The Philosophy of Cognitive Behavioural Therapy
Cognitive behavioural therapy is a type of psychological therapy that addresses issues like anxiety, depression and other mental health conditions. It involves examining your thoughts and behaviors to uncover how they may be contributing to the problem at hand.
Cognitive behavioral therapy emphasizes that thoughts have an enormous effect on our emotions and behaviors – particularly for people suffering from mental illnesses like depression or anxiety disorders. This concept is especially true for those suffering from mental illnesses like these.
CBT’s primary purpose is to help you recognize and change negative thinking habits, so that you can retrain more positive and helpful ones. This is accomplished by teaching you how to challenge and alter automatic beliefs about the world, as well as using practical strategies for behavioral modification.
For some patients, this can be a challenging process, but it’s essential to identify and address the source of your difficulties so that you can successfully tackle them.
Your therapist may suggest that you keep a record of the thoughts, feelings and situations which cause you distress. This could be done through questionnaires, keeping a journal or other methods.
Tracking your progress is essential to identify areas needing improvement and help your therapist decide how best to assist you.
CBT’s purpose is to teach you how to alter your thinking and behaviors, so that you feel more positive about yourself and life overall. A therapist will assist in setting objectives, then working alongside you towards their achievement.

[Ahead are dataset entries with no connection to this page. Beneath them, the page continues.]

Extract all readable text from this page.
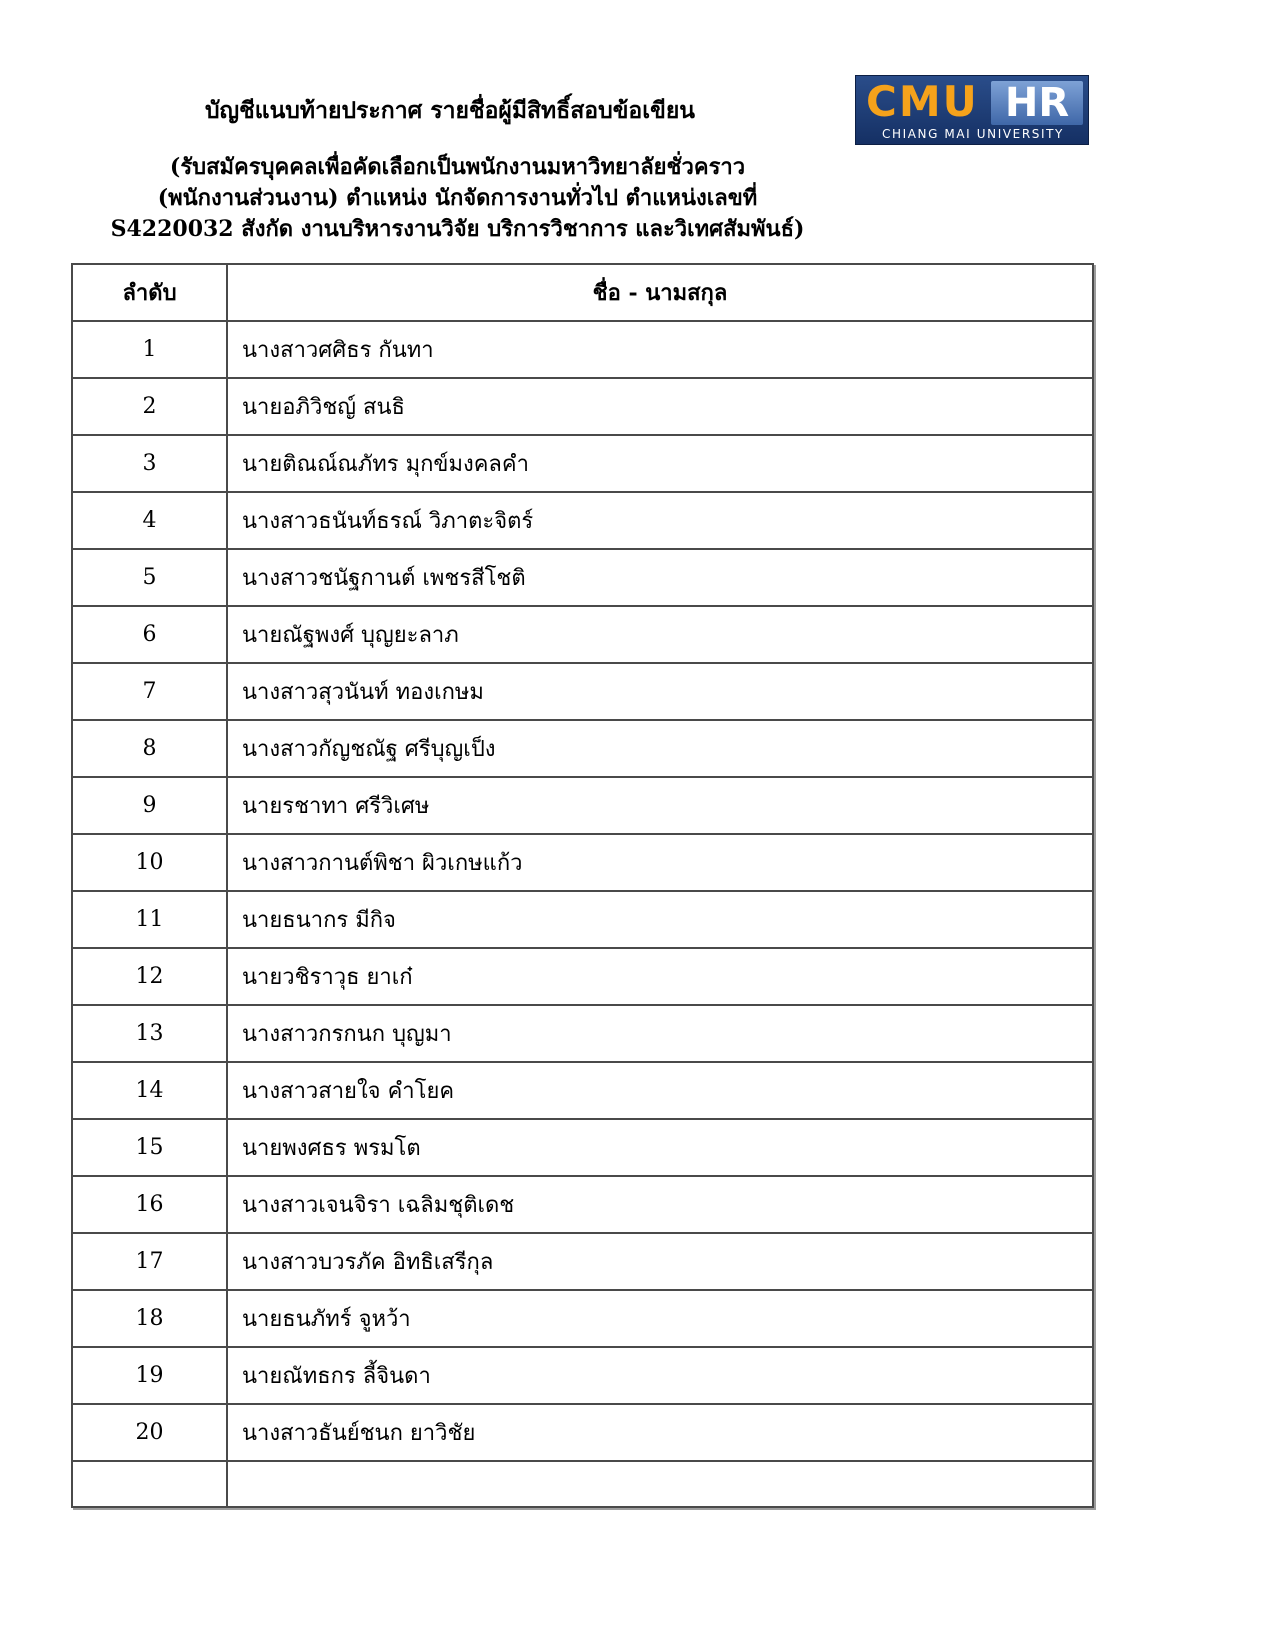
บัญชีแนบท้ายประกาศ รายชื่อผู้มีสิทธิ์สอบข้อเขียน
(รับสมัครบุคคลเพื่อคัดเลือกเป็นพนักงานมหาวิทยาลัยชั่วคราว
(พนักงานส่วนงาน) ตำแหน่ง นักจัดการงานทั่วไป ตำแหน่งเลขที่
S4220032 สังกัด งานบริหารงานวิจัย บริการวิชาการ และวิเทศสัมพันธ์)
CMU HR
CHIANG MAI UNIVERSITY
ลำดับ	ชื่อ - นามสกุล
1	นางสาวศศิธร กันทา
2	นายอภิวิชญ์ สนธิ
3	นายติณณ์ณภัทร มุกข์มงคลคำ
4	นางสาวธนันท์ธรณ์ วิภาตะจิตร์
5	นางสาวชนัฐกานต์ เพชรสีโชติ
6	นายณัฐพงศ์ บุญยะลาภ
7	นางสาวสุวนันท์ ทองเกษม
8	นางสาวกัญชณัฐ ศรีบุญเป็ง
9	นายรชาทา ศรีวิเศษ
10	นางสาวกานต์พิชา ผิวเกษแก้ว
11	นายธนากร มีกิจ
12	นายวชิราวุธ ยาเก๋
13	นางสาวกรกนก บุญมา
14	นางสาวสายใจ คำโยค
15	นายพงศธร พรมโต
16	นางสาวเจนจิรา เฉลิมชุติเดช
17	นางสาวบวรภัค อิทธิเสรีกุล
18	นายธนภัทร์ จูหว้า
19	นายณัทธกร ลี้จินดา
20	นางสาวธันย์ชนก ยาวิชัย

This will involve practicing new coping skills and learning how to handle stressful situations. For instance, if anxiety is an issue for you, your therapist may suggest practicing techniques for talking about feelings in social settings.
Once the therapy begins, you’ll have additional sessions with your therapist to practice new skills and reflect on how successful the process has been. This can be a beneficial way to learn new ways of handling challenging circumstances while making the therapy feel more tailored.
The therapist may ask you to keep a journal during therapy. This can help identify any triggers that might be causing problems and remind you when additional sessions are necessary.
Monitoring symptoms and how well you are responding to therapy is paramount. Without this monitoring, people may become confused about whether or not their treatment is working.
Much like our thoughts are often flawed, so too does our perception of therapy progress. That is why therapists who regularly track their clients’ progress can achieve more desirable outcomes.